Davis agrees. “I’m 46,” she reflected. “I was 22 when I got in trouble. I definitely wouldn’t make the same decisions [now]. And people should be given a chance to right their wrongs.”

Sheena King is another woman whose birthday excludes her from resentencing. When she was 18 years old, King’s boyfriend coerced her into fatally shooting another woman, threatening to kill King and her family if she did not comply. “It seems ridiculous that I believed him,” King recalled in a recent letter, “but I did. I should have called the police, but at 18, I didn’t think anyone could or would help me.” King’s past experiences with calling the police to stop her abusive stepfather had been futile, so rather than risk her family’s lives, she agreed.

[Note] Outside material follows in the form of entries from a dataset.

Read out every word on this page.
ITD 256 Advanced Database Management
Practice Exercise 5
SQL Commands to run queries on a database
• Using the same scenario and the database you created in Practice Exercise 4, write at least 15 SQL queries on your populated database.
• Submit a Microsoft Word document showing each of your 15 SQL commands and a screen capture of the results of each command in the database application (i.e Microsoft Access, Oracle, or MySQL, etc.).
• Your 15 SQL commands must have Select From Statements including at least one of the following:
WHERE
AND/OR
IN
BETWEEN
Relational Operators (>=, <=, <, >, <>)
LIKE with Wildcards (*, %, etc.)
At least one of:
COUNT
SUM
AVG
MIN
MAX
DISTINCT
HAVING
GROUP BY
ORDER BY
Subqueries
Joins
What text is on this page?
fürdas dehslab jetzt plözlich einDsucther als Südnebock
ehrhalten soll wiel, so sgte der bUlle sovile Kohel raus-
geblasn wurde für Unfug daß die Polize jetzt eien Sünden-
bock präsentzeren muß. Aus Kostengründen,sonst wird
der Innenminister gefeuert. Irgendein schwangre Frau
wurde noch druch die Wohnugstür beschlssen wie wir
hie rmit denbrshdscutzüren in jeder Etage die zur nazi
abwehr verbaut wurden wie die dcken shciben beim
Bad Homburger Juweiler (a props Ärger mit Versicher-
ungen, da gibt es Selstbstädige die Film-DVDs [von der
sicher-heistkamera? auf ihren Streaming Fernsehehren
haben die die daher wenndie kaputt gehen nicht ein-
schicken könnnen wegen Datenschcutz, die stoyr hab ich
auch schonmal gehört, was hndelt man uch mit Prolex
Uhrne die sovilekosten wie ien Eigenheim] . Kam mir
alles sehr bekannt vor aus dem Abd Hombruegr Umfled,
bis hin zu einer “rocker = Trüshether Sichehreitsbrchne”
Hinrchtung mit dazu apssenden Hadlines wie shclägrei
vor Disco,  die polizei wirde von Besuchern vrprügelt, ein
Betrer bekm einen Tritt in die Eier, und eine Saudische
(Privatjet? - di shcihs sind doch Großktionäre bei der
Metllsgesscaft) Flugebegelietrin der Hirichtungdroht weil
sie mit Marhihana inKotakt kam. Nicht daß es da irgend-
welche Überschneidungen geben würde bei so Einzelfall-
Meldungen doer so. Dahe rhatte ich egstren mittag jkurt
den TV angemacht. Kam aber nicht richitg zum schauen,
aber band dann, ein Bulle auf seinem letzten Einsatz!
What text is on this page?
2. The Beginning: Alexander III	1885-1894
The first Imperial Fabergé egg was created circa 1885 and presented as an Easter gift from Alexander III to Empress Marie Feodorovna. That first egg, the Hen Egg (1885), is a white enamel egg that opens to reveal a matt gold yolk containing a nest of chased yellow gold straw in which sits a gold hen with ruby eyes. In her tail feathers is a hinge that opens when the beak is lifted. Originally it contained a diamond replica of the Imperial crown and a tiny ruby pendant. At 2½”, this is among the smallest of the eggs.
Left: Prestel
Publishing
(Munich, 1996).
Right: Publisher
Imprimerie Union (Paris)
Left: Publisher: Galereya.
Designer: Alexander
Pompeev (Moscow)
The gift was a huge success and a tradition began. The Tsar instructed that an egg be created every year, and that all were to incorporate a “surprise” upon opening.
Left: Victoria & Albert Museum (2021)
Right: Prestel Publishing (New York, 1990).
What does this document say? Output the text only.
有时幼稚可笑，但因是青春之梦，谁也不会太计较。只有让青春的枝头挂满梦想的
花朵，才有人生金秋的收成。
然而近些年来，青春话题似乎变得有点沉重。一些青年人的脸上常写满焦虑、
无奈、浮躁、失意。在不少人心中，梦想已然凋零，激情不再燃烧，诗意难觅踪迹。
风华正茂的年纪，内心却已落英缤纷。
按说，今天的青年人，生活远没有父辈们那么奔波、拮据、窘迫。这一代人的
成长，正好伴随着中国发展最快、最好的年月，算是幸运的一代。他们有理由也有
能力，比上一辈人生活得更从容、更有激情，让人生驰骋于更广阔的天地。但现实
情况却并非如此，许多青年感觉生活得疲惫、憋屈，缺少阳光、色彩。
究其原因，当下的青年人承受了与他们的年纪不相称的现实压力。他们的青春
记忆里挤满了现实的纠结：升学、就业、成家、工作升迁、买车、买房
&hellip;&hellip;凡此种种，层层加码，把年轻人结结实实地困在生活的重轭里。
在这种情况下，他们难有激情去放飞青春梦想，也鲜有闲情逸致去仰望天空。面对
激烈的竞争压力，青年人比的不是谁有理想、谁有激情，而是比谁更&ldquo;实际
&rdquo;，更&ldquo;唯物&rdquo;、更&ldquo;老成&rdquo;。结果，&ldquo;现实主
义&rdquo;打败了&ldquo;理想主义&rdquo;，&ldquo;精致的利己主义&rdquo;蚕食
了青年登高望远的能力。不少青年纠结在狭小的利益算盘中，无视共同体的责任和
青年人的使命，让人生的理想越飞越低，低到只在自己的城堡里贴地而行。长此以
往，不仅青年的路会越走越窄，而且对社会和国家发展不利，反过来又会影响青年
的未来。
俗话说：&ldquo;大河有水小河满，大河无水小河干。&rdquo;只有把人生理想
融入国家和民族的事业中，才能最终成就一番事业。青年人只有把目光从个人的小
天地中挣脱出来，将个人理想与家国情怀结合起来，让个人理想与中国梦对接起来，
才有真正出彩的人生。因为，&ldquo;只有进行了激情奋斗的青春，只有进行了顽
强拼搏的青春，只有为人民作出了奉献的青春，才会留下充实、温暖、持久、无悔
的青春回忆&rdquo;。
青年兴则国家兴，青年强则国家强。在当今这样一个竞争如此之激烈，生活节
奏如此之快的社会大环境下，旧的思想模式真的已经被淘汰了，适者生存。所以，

She was later arrested and convicted of first-degree murder, a conviction that, in Pennsylvania, mandates a sentence of life without parole.

Now King, age 45, is the president of the Inmate Organization at SCI Muncy, the women’s prison closer to Philadelphia. Though she and Lee are in different prisons, she knew about Lee’s upcoming hearing and its potential impact on her and the other women serving LWOP. Two weeks before, she wrote in an e-message to Truthout, “Please send some prayers up on the 23rd for Avis Lee’s hearing. If ruled favorably, this will affect me too.”

When she learned that she would get a second chance last year, Shavonne Robbins was ecstatic. Her excitement, however, was tempered by the knowledge that many of the women that she grew up with and who mentored her don’t have that same opportunity. “The brain science say 18 to 25,” she reflected shortly before leaving prison in 2017. “I be around these lifers all the time. They are beautiful people who feel bad and remorseful that desperately want a second chance. Let me tell you, I hope the other lifers get out.”

Despite decades in prison, Lee also remains hopeful. What would she do if she were out of prison? “Share my story,” she said. “Speak to at-risk youth. Visit my mother’s grave; something I haven’t been able to do in almost four decades. Spend time with family and friends. Start a career. Date. Marry. Become a home owner. Volunteer. Vote. Learn to drive, use a cell phone, surf the internet.”